The Titans, despite the above failure, were able to get the ball back with the game still tied 16-16 following another big sack of Burrow. With only 2:43 left, they had the needed added benefit of two timeouts remaining as they began operating from their 16.

Instead of throwing with Tannehill on early downs to begin a quick march into field goal range, they threw away the first 43 seconds ahead of the two-minute warning via a 3-yard cloud of dust from Henry. The next play was much smarter, a 16-yard pass to Jones. They got lucky that only 14 more seconds elapsed on the play, because the Bengals were forced to call timeout with defensive end Trey Hendrickson injured.

But with 1:46 left, there was another Henry run, this time for no gain. The Titans didn't call timeout despite being only on their own 35. Down to 1:08 left on second-and-long, they settled for a useless 5-yard dump-off to third running back Dontrell Hilliard on the next play.

MORE: Titans tie Bengals after officials uphold close call on Tennessee interception

On the resulting third-and-5 from their 40, the Titans suddenly went back into aggressive passing mode with less than half a minute left. Unfortunately for them, the officials didn't see Bengals coach Zac Taylor trying to help the Titans by calling another timeout. Tannehill forced a throw into coverage that was tipped for an interception, his third pick of the game. Three offensive plays later, the Bengals had won.

Vrabel and offensive coordinator Todd Downing will be thinking a lot about what could have been on what was a bad night for Tannehill whenever he wasn't throwing to Brown. But they still could have rewarded their gritty defensive effort vs. Burrow with better late decisions. Although it was a boost to have Henry back and give him 20 carries, they also should be second-guessed for not featuring the much healthier supersub Foreman, who outrushed him 66-62 with only four carries. The Titans also threw away a key point when failing to convert an early two-point attempt with Henry.

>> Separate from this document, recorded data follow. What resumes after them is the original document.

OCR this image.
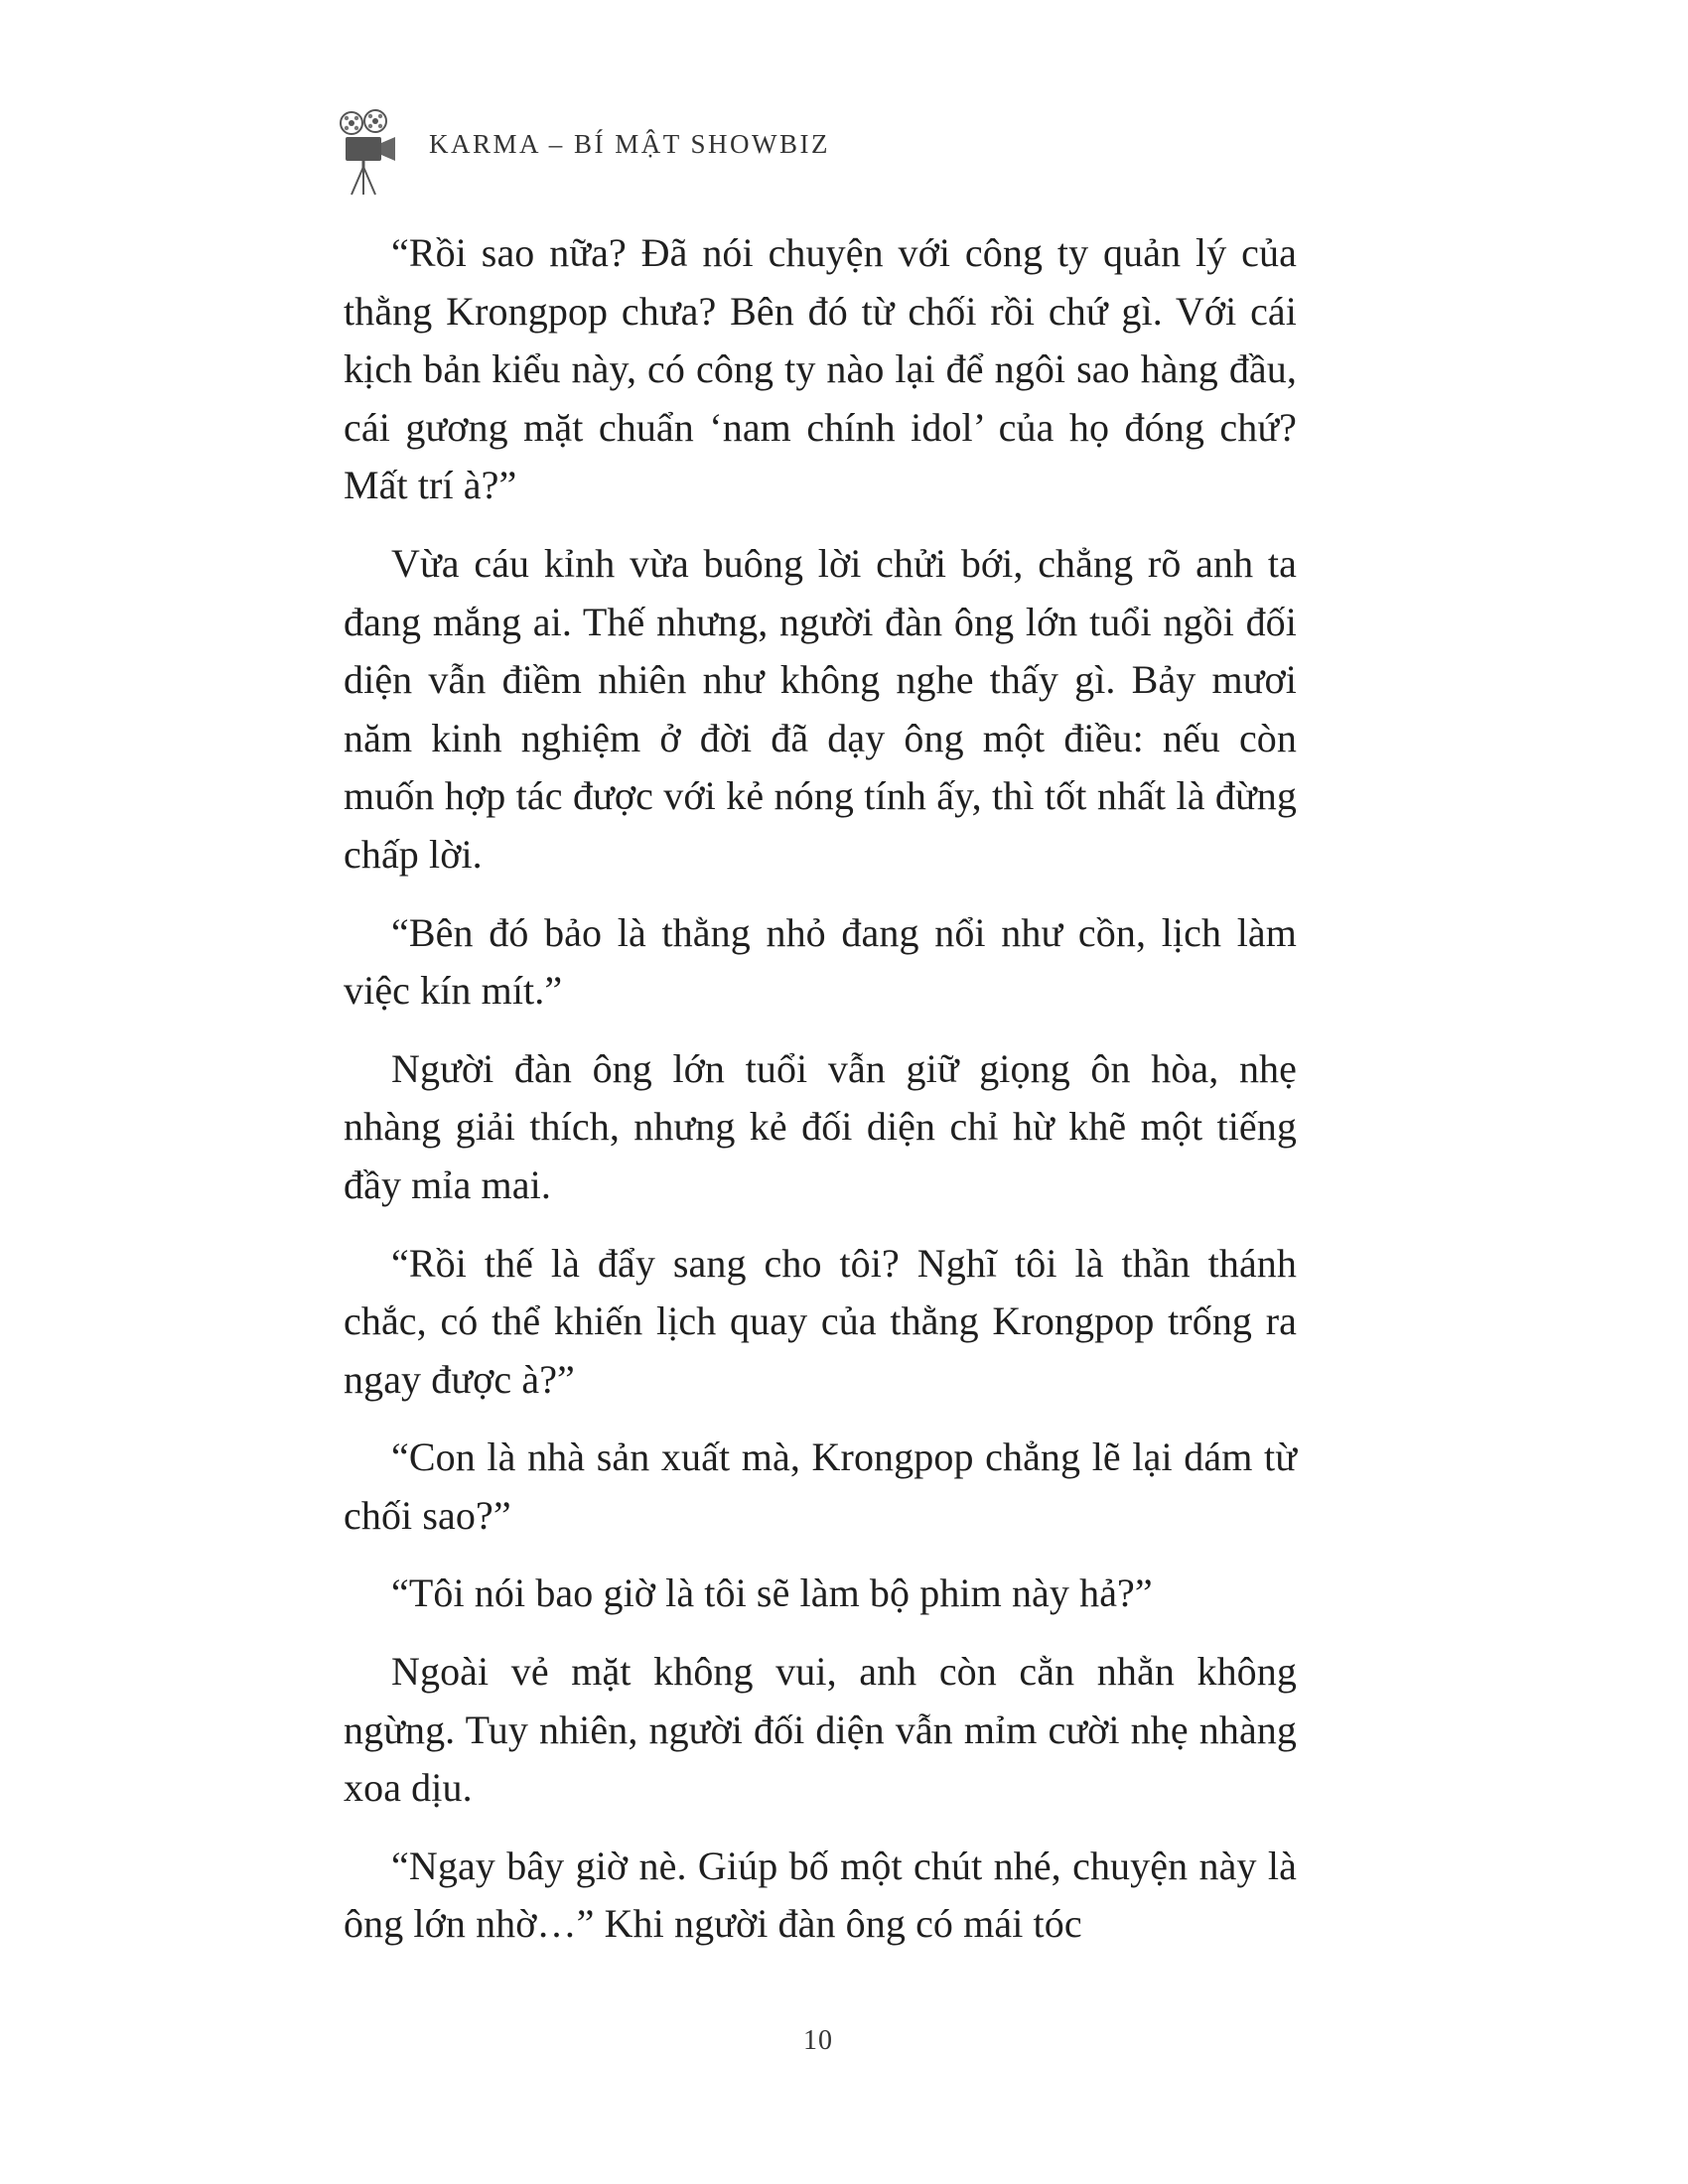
KARMA – BÍ MẬT SHOWBIZ

“Rồi sao nữa? Đã nói chuyện với công ty quản lý của thằng Krongpop chưa? Bên đó từ chối rồi chứ gì. Với cái kịch bản kiểu này, có công ty nào lại để ngôi sao hàng đầu, cái gương mặt chuẩn ‘nam chính idol’ của họ đóng chứ? Mất trí à?”

Vừa cáu kỉnh vừa buông lời chửi bới, chẳng rõ anh ta đang mắng ai. Thế nhưng, người đàn ông lớn tuổi ngồi đối diện vẫn điềm nhiên như không nghe thấy gì. Bảy mươi năm kinh nghiệm ở đời đã dạy ông một điều: nếu còn muốn hợp tác được với kẻ nóng tính ấy, thì tốt nhất là đừng chấp lời.

“Bên đó bảo là thằng nhỏ đang nổi như cồn, lịch làm việc kín mít.”

Người đàn ông lớn tuổi vẫn giữ giọng ôn hòa, nhẹ nhàng giải thích, nhưng kẻ đối diện chỉ hừ khẽ một tiếng đầy mỉa mai.

“Rồi thế là đẩy sang cho tôi? Nghĩ tôi là thần thánh chắc, có thể khiến lịch quay của thằng Krongpop trống ra ngay được à?”

“Con là nhà sản xuất mà, Krongpop chẳng lẽ lại dám từ chối sao?”

“Tôi nói bao giờ là tôi sẽ làm bộ phim này hả?”

Ngoài vẻ mặt không vui, anh còn cằn nhằn không ngừng. Tuy nhiên, người đối diện vẫn mỉm cười nhẹ nhàng xoa dịu.

“Ngay bây giờ nè. Giúp bố một chút nhé, chuyện này là ông lớn nhờ…” Khi người đàn ông có mái tóc

10
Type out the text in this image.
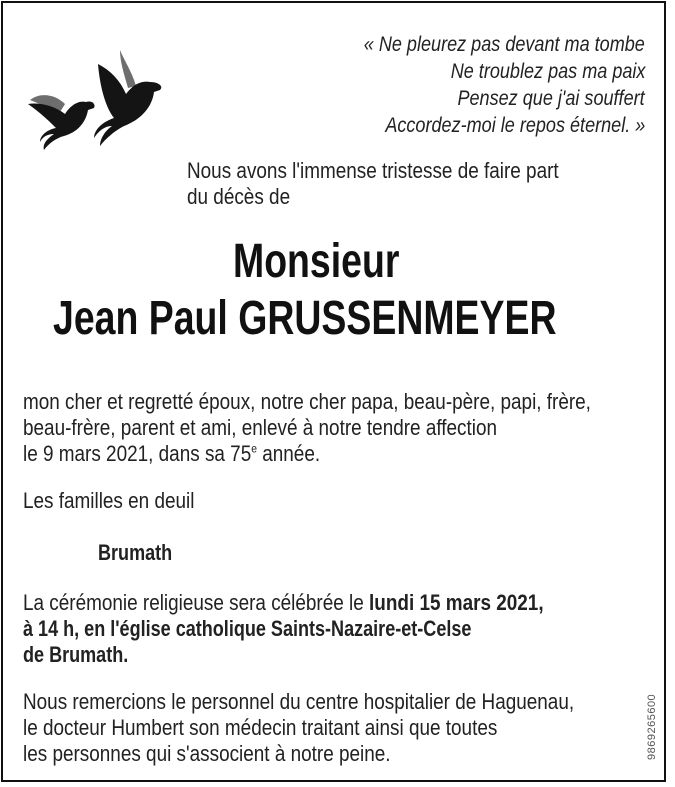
« Ne pleurez pas devant ma tombe
Ne troublez pas ma paix
Pensez que j'ai souffert
Accordez-moi le repos éternel. »
Nous avons l'immense tristesse de faire part
du décès de
Monsieur
Jean Paul GRUSSENMEYER
mon cher et regretté époux, notre cher papa, beau-père, papi, frère,
beau-frère, parent et ami, enlevé à notre tendre affection
le 9 mars 2021, dans sa 75e année.
Les familles en deuil
Brumath
La cérémonie religieuse sera célébrée le lundi 15 mars 2021,
à 14 h, en l'église catholique Saints-Nazaire-et-Celse
de Brumath.
Nous remercions le personnel du centre hospitalier de Haguenau,
le docteur Humbert son médecin traitant ainsi que toutes
les personnes qui s'associent à notre peine.	9869265600
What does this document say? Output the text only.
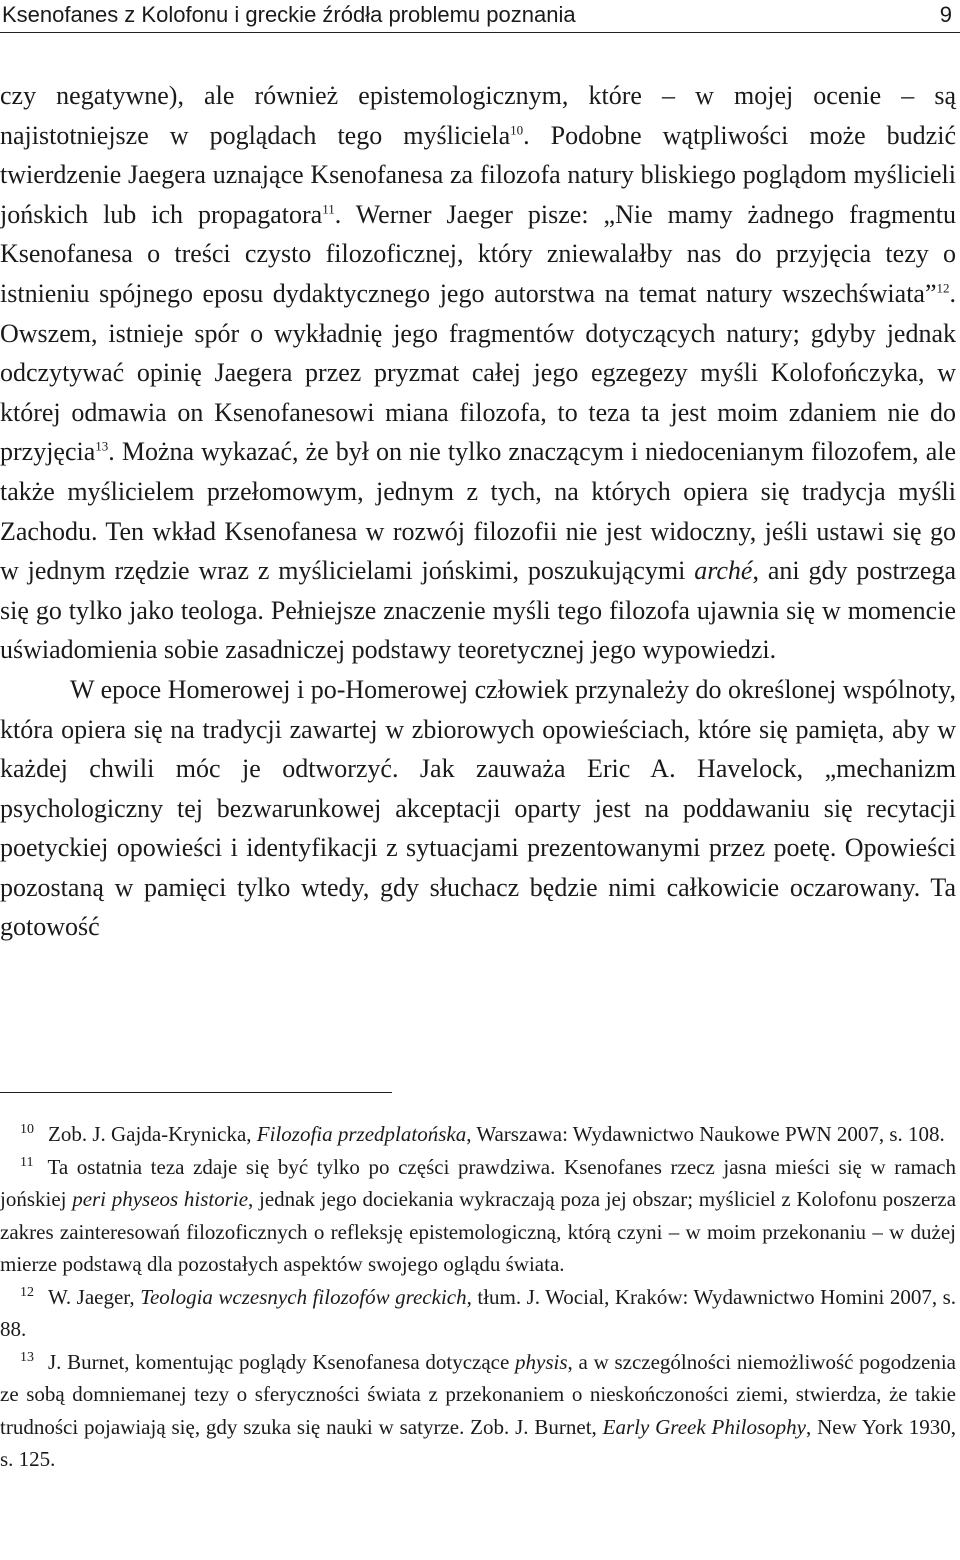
Ksenofanes z Kolofonu i greckie źródła problemu poznania	9

czy negatywne), ale również epistemologicznym, które – w mojej ocenie – są najistotniejsze w poglądach tego myśliciela$^{10}$. Podobne wątpliwości może budzić twierdzenie Jaegera uznające Ksenofanesa za filozofa natury bliskiego poglądom myślicieli jońskich lub ich propagatora$^{11}$. Werner Jaeger pisze: „Nie mamy żadnego fragmentu Ksenofanesa o treści czysto filozoficznej, który zniewalałby nas do przyjęcia tezy o istnieniu spójnego eposu dydaktycznego jego autorstwa na temat natury wszechświata”$^{12}$. Owszem, istnieje spór o wykładnię jego fragmentów dotyczących natury; gdyby jednak odczytywać opinię Jaegera przez pryzmat całej jego egzegezy myśli Kolofończyka, w której odmawia on Ksenofanesowi miana filozofa, to teza ta jest moim zdaniem nie do przyjęcia$^{13}$. Można wykazać, że był on nie tylko znaczącym i niedocenianym filozofem, ale także myślicielem przełomowym, jednym z tych, na których opiera się tradycja myśli Zachodu. Ten wkład Ksenofanesa w rozwój filozofii nie jest widoczny, jeśli ustawi się go w jednym rzędzie wraz z myślicielami jońskimi, poszukującymi arché, ani gdy postrzega się go tylko jako teologa. Pełniejsze znaczenie myśli tego filozofa ujawnia się w momencie uświadomienia sobie zasadniczej podstawy teoretycznej jego wypowiedzi.

W epoce Homerowej i po-Homerowej człowiek przynależy do określonej wspólnoty, która opiera się na tradycji zawartej w zbiorowych opowieściach, które się pamięta, aby w każdej chwili móc je odtworzyć. Jak zauważa Eric A. Havelock, „mechanizm psychologiczny tej bezwarunkowej akceptacji oparty jest na poddawaniu się recytacji poetyckiej opowieści i identyfikacji z sytuacjami prezentowanymi przez poetę. Opowieści pozostaną w pamięci tylko wtedy, gdy słuchacz będzie nimi całkowicie oczarowany. Ta gotowość

10 Zob. J. Gajda-Krynicka, Filozofia przedplatońska, Warszawa: Wydawnictwo Naukowe PWN 2007, s. 108.

11 Ta ostatnia teza zdaje się być tylko po części prawdziwa. Ksenofanes rzecz jasna mieści się w ramach jońskiej peri physeos historie, jednak jego dociekania wykraczają poza jej obszar; myśliciel z Kolofonu poszerza zakres zainteresowań filozoficznych o refleksję epistemologiczną, którą czyni – w moim przekonaniu – w dużej mierze podstawą dla pozostałych aspektów swojego oglądu świata.

12 W. Jaeger, Teologia wczesnych filozofów greckich, tłum. J. Wocial, Kraków: Wydawnictwo Homini 2007, s. 88.

13 J. Burnet, komentując poglądy Ksenofanesa dotyczące physis, a w szczególności niemożliwość pogodzenia ze sobą domniemanej tezy o sferyczności świata z przekonaniem o nieskończoności ziemi, stwierdza, że takie trudności pojawiają się, gdy szuka się nauki w satyrze. Zob. J. Burnet, Early Greek Philosophy, New York 1930, s. 125.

"Well, I don’t think Ryan or myself or anybody did enough to win the game,” Vrabel said in his postgame press conference. "That’s how it goes. It's never going to be about one person, not as long as I'm the head coach, which will be a while."

PLAYOFFS: Divisional round schedule, results

Under Vrabel, the Titans try to win games with the right situational mix of aggressive and conservative, which has worked plenty during his tenure, and that should continue for many seasons. They were caught somewhere in between vs. the Bengals and fell into a big Tennessee trap.